Estes comportamentos golpistas devem ser punidos
exemplarmente quer por iniciativa do sistema judiciário quer por meio de
passagens compulsórias à reserva. Qualquer ideia de amnistia, por mais nobres
que sejam os seus motivos, será uma armadilha no caminho da sua presidência. As
consequências podem ser fatais.
9-É sabido que o presidente Lula não põe grande
prioridade em caracterizar a sua política como sendo de esquerda ou de direita.
Curiosamente, pouco antes de ser eleito Presidente da Colômbia, Gustavo Petro
afirmava que a distinção para ele importante não era entre esquerda e direita,
mas antes entre política de vida e política de morte. Política de vida é hoje
no Brasil a política ecológica sincera, a continuidade e aprofundamento das
políticas de justiça racial e sexual, dos direitos trabalhistas, do
investimento na saúde e na educação públicas, do respeito pelas terras
demarcadas dos povos indígenas e da promulgação das demarcações pendentes.
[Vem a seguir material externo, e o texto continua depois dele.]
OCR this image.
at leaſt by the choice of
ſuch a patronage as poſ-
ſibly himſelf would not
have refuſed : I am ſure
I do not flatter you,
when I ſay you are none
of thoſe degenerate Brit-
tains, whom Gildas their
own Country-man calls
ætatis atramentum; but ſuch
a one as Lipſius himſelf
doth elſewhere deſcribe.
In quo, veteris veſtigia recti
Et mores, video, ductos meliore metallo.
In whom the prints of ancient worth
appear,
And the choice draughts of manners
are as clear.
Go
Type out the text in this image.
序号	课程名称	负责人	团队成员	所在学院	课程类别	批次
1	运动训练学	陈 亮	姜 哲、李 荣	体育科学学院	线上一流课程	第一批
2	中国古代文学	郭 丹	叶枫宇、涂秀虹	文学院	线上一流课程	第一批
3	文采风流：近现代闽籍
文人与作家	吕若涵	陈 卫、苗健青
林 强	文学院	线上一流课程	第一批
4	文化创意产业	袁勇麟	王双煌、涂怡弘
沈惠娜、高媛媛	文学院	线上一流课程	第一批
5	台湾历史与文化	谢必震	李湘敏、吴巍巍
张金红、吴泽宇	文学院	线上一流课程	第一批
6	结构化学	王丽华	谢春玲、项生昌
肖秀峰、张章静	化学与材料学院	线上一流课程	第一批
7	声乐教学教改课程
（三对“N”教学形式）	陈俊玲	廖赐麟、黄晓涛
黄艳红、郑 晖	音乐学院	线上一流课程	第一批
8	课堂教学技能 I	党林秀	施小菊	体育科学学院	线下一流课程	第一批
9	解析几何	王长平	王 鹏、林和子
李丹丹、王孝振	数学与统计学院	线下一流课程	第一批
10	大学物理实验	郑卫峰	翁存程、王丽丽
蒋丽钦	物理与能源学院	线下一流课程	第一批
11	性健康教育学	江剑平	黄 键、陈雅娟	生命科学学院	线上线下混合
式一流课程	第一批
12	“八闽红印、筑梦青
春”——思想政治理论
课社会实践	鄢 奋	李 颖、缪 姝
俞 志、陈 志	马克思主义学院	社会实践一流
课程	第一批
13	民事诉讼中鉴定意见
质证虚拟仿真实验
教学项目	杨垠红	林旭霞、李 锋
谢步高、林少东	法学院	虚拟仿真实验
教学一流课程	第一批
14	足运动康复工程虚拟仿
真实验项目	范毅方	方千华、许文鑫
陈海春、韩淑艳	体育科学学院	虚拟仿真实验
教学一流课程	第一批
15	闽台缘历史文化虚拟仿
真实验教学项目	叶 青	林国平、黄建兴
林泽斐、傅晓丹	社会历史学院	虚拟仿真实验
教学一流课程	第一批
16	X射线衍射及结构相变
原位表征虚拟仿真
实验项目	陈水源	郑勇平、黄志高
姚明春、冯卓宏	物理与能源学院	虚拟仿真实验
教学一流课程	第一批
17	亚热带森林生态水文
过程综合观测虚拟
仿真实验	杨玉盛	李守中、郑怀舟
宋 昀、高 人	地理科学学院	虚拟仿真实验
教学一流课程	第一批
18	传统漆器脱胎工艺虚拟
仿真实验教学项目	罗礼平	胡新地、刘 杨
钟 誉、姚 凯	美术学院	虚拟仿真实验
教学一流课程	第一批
Acima de tudo, é necessária uma transição gradual,
mas firme da monocultura agrária e do extrativismo de recursos naturais para
uma economia diversificada que permita o respeito por diferentes lógicas
socioeconômicas e articulações virtuosas entre a economia capitalista e as
economias camponesa, familiar, cooperativa, social-solidária, indígena,
ribeirinha, quilombola que tanta vitalidade têm no Brasil.
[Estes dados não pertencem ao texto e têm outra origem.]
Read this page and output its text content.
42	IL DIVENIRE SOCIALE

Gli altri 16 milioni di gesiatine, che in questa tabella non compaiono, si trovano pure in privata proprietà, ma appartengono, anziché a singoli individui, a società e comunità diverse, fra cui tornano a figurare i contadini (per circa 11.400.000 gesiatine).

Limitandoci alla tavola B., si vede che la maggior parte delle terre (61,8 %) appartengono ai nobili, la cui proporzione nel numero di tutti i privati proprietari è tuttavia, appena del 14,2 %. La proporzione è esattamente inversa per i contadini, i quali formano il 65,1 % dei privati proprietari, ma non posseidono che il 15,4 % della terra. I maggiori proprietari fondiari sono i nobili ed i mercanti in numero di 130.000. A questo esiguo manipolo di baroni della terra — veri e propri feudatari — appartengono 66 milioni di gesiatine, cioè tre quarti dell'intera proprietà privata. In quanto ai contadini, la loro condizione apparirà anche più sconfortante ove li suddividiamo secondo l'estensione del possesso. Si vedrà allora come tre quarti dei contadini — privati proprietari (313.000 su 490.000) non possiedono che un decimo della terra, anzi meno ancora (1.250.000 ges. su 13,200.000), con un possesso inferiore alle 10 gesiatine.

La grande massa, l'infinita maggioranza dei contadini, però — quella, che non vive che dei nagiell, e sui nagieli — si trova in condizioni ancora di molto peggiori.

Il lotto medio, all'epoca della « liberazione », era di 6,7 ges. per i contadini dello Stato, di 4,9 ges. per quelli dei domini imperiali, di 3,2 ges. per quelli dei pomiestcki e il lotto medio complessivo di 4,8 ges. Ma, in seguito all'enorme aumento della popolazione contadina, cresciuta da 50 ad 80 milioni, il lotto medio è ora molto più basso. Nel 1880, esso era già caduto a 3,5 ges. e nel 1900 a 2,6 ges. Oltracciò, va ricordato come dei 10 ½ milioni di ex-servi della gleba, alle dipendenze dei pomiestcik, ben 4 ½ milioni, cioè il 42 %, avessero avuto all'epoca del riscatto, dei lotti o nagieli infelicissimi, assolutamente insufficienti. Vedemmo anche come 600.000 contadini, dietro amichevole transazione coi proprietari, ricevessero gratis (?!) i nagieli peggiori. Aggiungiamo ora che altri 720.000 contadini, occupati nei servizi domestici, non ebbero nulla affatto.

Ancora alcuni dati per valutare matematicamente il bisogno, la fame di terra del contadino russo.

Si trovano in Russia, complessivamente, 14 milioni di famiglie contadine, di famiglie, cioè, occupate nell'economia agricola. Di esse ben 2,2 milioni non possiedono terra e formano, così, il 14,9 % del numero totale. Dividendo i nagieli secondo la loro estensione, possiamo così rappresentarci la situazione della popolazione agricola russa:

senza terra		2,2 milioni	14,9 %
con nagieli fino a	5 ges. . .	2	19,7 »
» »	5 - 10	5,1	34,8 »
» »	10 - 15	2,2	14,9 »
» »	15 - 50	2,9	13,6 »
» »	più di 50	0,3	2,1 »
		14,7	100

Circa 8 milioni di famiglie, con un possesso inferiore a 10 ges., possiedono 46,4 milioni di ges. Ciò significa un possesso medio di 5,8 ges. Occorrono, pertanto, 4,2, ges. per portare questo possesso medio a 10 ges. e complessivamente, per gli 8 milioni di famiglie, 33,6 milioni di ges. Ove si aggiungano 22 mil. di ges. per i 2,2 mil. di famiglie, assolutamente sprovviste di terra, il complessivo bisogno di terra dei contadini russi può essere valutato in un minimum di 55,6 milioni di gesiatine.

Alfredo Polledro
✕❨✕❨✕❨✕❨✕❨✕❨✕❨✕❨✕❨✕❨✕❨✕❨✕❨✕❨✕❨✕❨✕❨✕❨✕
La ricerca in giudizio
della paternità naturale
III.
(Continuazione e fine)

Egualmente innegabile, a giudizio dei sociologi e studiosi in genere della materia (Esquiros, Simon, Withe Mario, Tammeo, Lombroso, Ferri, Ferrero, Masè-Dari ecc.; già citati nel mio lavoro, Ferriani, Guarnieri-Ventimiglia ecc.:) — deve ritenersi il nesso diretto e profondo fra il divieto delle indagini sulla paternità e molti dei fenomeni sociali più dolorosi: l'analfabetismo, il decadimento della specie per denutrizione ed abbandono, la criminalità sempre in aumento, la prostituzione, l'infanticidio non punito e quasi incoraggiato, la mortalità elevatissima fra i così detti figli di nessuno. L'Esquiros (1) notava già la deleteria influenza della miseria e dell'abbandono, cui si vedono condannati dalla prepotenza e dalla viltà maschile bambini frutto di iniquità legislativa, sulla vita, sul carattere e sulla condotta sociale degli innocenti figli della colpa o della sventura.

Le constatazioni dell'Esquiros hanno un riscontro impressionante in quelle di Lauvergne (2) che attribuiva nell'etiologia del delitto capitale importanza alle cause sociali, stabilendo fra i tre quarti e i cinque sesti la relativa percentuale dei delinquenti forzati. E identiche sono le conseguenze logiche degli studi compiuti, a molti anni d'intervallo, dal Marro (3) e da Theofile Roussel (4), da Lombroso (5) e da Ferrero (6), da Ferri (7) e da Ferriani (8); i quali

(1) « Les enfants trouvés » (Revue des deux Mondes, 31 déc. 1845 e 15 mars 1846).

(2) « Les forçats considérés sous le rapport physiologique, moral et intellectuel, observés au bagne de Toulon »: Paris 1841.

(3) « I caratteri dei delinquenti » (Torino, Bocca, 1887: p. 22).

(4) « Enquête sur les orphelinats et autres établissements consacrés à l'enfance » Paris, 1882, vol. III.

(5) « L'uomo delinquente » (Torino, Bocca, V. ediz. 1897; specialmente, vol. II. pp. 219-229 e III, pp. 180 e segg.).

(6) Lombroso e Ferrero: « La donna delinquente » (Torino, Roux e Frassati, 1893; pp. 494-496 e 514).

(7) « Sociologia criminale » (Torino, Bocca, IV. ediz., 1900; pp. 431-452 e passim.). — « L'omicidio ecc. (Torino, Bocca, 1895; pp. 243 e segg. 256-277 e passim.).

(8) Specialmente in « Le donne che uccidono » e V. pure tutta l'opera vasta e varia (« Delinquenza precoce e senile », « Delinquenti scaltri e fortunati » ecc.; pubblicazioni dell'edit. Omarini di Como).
10- O estado de graça é curto. Não dura sequer cem
dias (vide Gabriel Boric no Chile). O presidente Lula tem de fazer tudo para
não perder o povo que o elegeu. A política simbólica é fundamental nos
primeiros tempos. Uma sugestão: reponha de imediato as Conferências Nacionais
para dar um sinal inequívoco de que há outra maneira mais democrática e mais
participativa de fazer política.
*Boaventura de Sousa Santos é
professor catedrático da Faculdade de Economia da Universidade de Coimbra.
Autor, entre outros livros, de O fim do império cognitivo (Autêntica).